Nocturnal geckos can actively forage at low temperatures. A low minimum cost of locomotion allows greater sustainable speeds by partially offsetting the decrease in maximal oxygen consumption (VO2max) associated with low nocturnal temperatures. The nocturnality hypothesis (Autumn et al. 1997) proposes that the reduced cost of continuous locomotion is a shared, derived characteristic that increases the capacity to sustain locomotion at low temperatures.
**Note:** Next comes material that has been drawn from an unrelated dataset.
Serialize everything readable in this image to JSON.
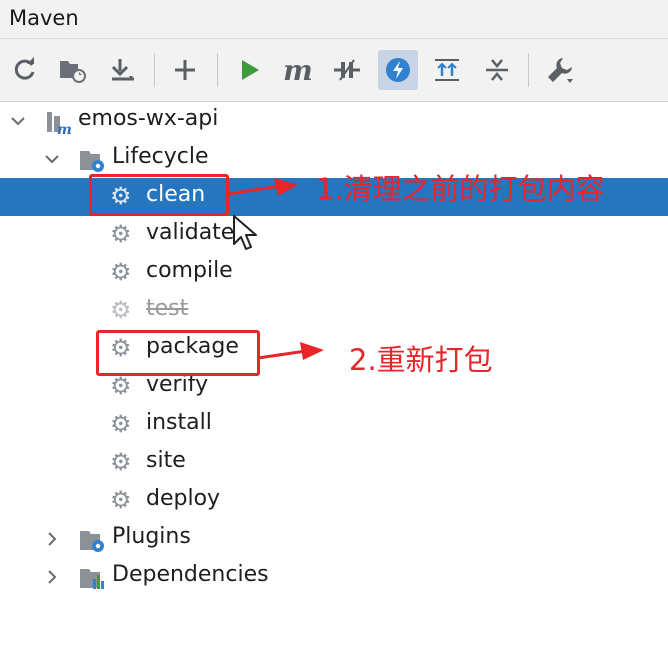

Yet many lizards move intermittently at speeds exceeding those that elicit VO2max. We exercised the frog-eyed gecko, Teratoscincus przewalskii, continuously and intermittently on a treadmill. At an exercise speed of 0.90 km h-1 (270% maximum aerobic speed), lizards alternating a 15-s exercise period with a 30-s pause period exhibited a 1.7-fold increase in distance capacity (total distance traveled before fatigue) compared with lizards exercised continuously at the same average speed (0.30 km h-1). The average aerobic cost of intermittent exercise was not significantly different from VO2max. Locomoting intermittently could augment the increase in endurance resulting from the low minimum cost of continuous locomotion in nocturnal geckos. Intermittent behavior could increase the endurance of lizard movement in general.